|
|
|
|
|
by turtlebits
1475 days ago
|
|
Watching the demo, how is this more than a glorified Slack workflow to a generic ticketing system? The only additions I can see are lifecycle events that update your ticket and the postmortem reminder? This could be easily done with an engineer/tech following a runbook/doc that's linked in the alert. Cutting tickets, creating a slack channel, escalating, and/or setting up a bridge can be done in minutes (and most alerting systems can automate that). IME, defining the and enforcing the process is more important than the automation. |
|
You could certainly go through a checklist/runbook that got attached to the incident. This is usually the setup most companies we speak with have. However, compliance, consistency, and speed on following that during a stressful incident tends to be quite poor.
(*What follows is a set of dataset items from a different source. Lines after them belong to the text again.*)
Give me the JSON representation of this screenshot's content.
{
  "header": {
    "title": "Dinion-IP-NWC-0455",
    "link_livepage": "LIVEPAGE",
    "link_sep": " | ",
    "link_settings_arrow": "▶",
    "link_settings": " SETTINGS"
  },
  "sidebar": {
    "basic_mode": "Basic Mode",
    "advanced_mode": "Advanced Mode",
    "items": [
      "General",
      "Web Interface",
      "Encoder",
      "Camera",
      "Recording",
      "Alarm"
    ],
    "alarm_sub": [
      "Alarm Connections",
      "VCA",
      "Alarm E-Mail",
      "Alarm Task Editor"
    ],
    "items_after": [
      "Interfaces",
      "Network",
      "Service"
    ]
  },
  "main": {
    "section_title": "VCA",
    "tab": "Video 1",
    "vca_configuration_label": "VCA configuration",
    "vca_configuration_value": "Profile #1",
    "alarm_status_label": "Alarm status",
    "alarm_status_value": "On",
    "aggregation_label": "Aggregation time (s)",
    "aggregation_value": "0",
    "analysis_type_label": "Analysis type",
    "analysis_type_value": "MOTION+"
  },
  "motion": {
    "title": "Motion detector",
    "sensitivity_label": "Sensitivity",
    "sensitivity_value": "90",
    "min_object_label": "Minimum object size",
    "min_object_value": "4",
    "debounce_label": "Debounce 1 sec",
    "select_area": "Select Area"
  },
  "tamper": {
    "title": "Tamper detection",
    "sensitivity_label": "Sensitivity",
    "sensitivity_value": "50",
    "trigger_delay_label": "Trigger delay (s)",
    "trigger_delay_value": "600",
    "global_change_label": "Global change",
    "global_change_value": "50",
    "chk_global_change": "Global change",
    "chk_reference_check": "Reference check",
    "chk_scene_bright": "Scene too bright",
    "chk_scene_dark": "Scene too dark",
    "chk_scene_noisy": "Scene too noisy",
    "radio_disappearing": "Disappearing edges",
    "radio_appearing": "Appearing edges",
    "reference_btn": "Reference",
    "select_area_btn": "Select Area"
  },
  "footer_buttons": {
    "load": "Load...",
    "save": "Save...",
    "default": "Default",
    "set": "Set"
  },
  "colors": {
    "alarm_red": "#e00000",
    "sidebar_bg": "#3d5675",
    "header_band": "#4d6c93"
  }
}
Tasks like creating Slack channels, Zoom bridge, I agree aren't difficult but not things expensive engineers should be focused on. We want them to focus on putting out the fire and not the admin.
A few things for example a simple doc won't be able to accomplish:
- automatically track incident metrics
- set recurring reminders to e.g. update the statuspage
- auto-archive channels after periods of inactivity
- create incident timeline without copy-pasting
- update Jira/Asana/Linear tickets with incident metadata and action items
- automatically invite responders to the incident channel
None of which are impossible to do manually, just a question of how much time you'd like peoples spending on it. If you have a few incidents a year I agree this is likely overkill.